One such example of an IGA simulation was of a human heart valve:
Understandably, the heart is a pretty complex process — you’ve got the fluid flow of blood complete with eddies and currents, the artery/vein walls expanding and contracting under blood pressure, and the little white one-way valves that allow your heart to pump oxygen to your body approximately 115,000 times a day.
Dr. Hughes’ IGA was able to simulate a single heart valve to study its fatigue life, which is critical for improving the design of artificial hearts and valve replacements. Unarguably, this is a scientific/engineering development that will greatly improve human flourishing. But that’s not what filled me with wonder.

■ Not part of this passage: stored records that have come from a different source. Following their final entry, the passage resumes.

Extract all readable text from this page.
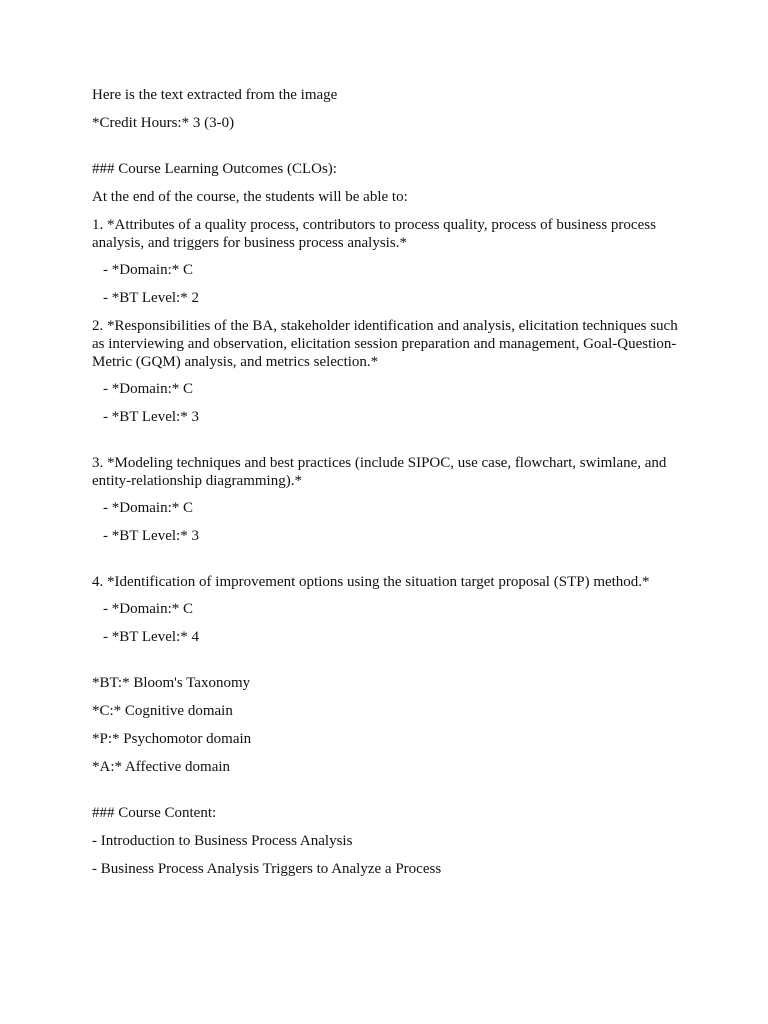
Here is the text extracted from the image
*Credit Hours:* 3 (3-0)
### Course Learning Outcomes (CLOs):
At the end of the course, the students will be able to:
1. *Attributes of a quality process, contributors to process quality, process of business process analysis, and triggers for business process analysis.*
- *Domain:* C
- *BT Level:* 2
2. *Responsibilities of the BA, stakeholder identification and analysis, elicitation techniques such as interviewing and observation, elicitation session preparation and management, Goal-Question-Metric (GQM) analysis, and metrics selection.*
- *Domain:* C
- *BT Level:* 3
3. *Modeling techniques and best practices (include SIPOC, use case, flowchart, swimlane, and entity-relationship diagramming).*
- *Domain:* C
- *BT Level:* 3
4. *Identification of improvement options using the situation target proposal (STP) method.*
- *Domain:* C
- *BT Level:* 4
*BT:* Bloom's Taxonomy
*C:* Cognitive domain
*P:* Psychomotor domain
*A:* Affective domain
### Course Content:
- Introduction to Business Process Analysis
- Business Process Analysis Triggers to Analyze a Process
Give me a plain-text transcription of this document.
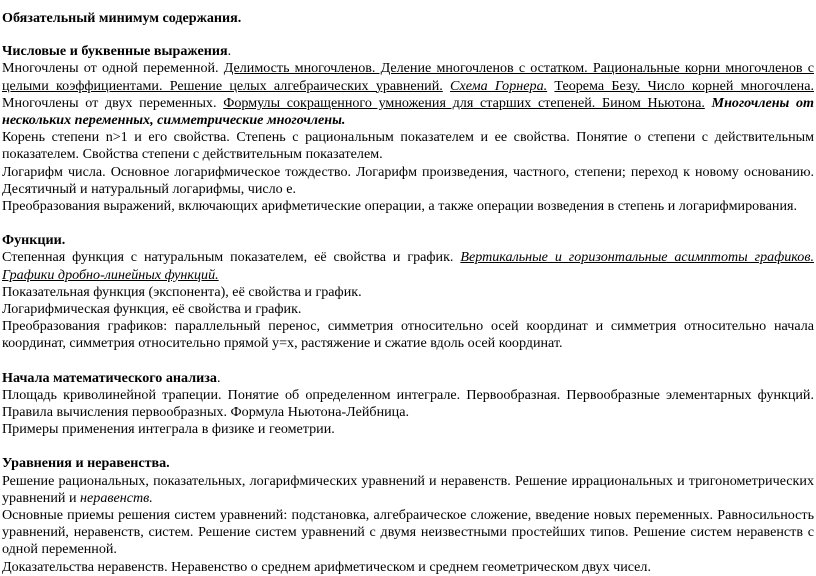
Обязательный минимум содержания.
Числовые и буквенные выражения.

Многочлены от одной переменной. Делимость многочленов. Деление многочленов с остатком. Рациональные корни многочленов с целыми коэффициентами. Решение целых алгебраических уравнений. Схема Горнера. Теорема Безу. Число корней многочлена. Многочлены от двух переменных. Формулы сокращенного умножения для старших степеней. Бином Ньютона. Многочлены от нескольких переменных, симметрические многочлены.

Корень степени n>1 и его свойства. Степень с рациональным показателем и ее свойства. Понятие о степени с действительным показателем. Свойства степени с действительным показателем.

Логарифм числа. Основное логарифмическое тождество. Логарифм произведения, частного, степени; переход к новому основанию. Десятичный и натуральный логарифмы, число е.

Преобразования выражений, включающих арифметические операции, а также операции возведения в степень и логарифмирования.

Функции.

Степенная функция с натуральным показателем, её свойства и график. Вертикальные и горизонтальные асимптоты графиков. Графики дробно-линейных функций.

Показательная функция (экспонента), её свойства и график.

Логарифмическая функция, её свойства и график.

Преобразования графиков: параллельный перенос, симметрия относительно осей координат и симметрия относительно начала координат, симметрия относительно прямой у=х, растяжение и сжатие вдоль осей координат.

Начала математического анализа.

Площадь криволинейной трапеции. Понятие об определенном интеграле. Первообразная. Первообразные элементарных функций. Правила вычисления первообразных. Формула Ньютона-Лейбница.

Примеры применения интеграла в физике и геометрии.

Уравнения и неравенства.

Решение рациональных, показательных, логарифмических уравнений и неравенств. Решение иррациональных и тригонометрических уравнений и неравенств.

Основные приемы решения систем уравнений: подстановка, алгебраическое сложение, введение новых переменных. Равносильность уравнений, неравенств, систем. Решение систем уравнений с двумя неизвестными простейших типов. Решение систем неравенств с одной переменной.

Доказательства неравенств. Неравенство о среднем арифметическом и среднем геометрическом двух чисел.
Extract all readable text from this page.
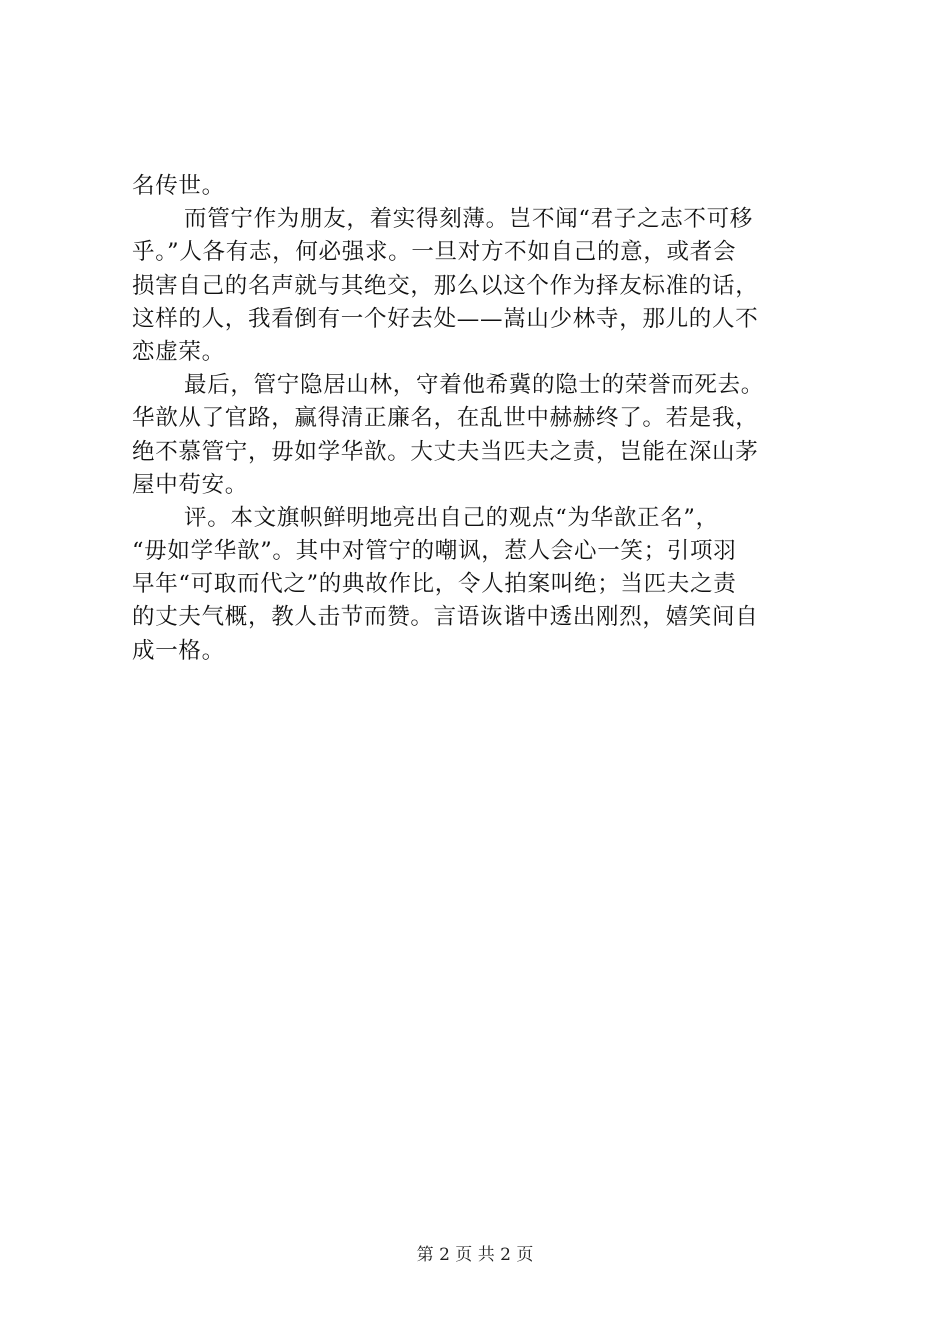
名传世。
而管宁作为朋友，着实得刻薄。岂不闻“君子之志不可移
乎。”人各有志，何必强求。一旦对方不如自己的意，或者会
损害自己的名声就与其绝交，那么以这个作为择友标准的话，
这样的人，我看倒有一个好去处——嵩山少林寺，那儿的人不
恋虚荣。
最后，管宁隐居山林，守着他希冀的隐士的荣誉而死去。
华歆从了官路，赢得清正廉名，在乱世中赫赫终了。若是我，
绝不慕管宁，毋如学华歆。大丈夫当匹夫之责，岂能在深山茅
屋中苟安。
评。本文旗帜鲜明地亮出自己的观点“为华歆正名”，
“毋如学华歆”。其中对管宁的嘲讽，惹人会心一笑；引项羽
早年“可取而代之”的典故作比，令人拍案叫绝；当匹夫之责
的丈夫气概，教人击节而赞。言语诙谐中透出刚烈，嬉笑间自
成一格。
第 2 页 共 2 页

In over 2,000 years of recorded civilization, mankind has split the atom, photographed black holes, and decoded our own genome. There is more digital information in the city of Philadelphia than what all of humanity’s brains, past and present, could ever hope to contain. That information has culminated in processes like FEA and IGA, which let us comprehend and design the world around us.
And yet… IGA, a pinnacle of scientific achievement, building off three centuries of industrialization and five decades of Moore’s-law-paced computing, can do no more than replicate a single valve of a naturally occurring four-valved pump. That pump actualizes unsolvable mathematical equations in fluid dynamics, elasticity, biology, and mechanics every time it beats. That pump, the human heart, with nary a conscious thought of instruction, defies comprehension 115,000 times a day in every one of 7 billion souls on this planet.
I appreciate Dr. Hughes’ contributions to science, and even more, I cherish the opportunity to hear him deliver a compelling lecture on the living history of engineering computing. But, almost by accident, his lecture crystallized in me a revelation: all of us, from Einstein to Elizabeth II, are but schoolchildren making finger paintings, oblivious to the masterpieces who are breathing and painting right alongside us.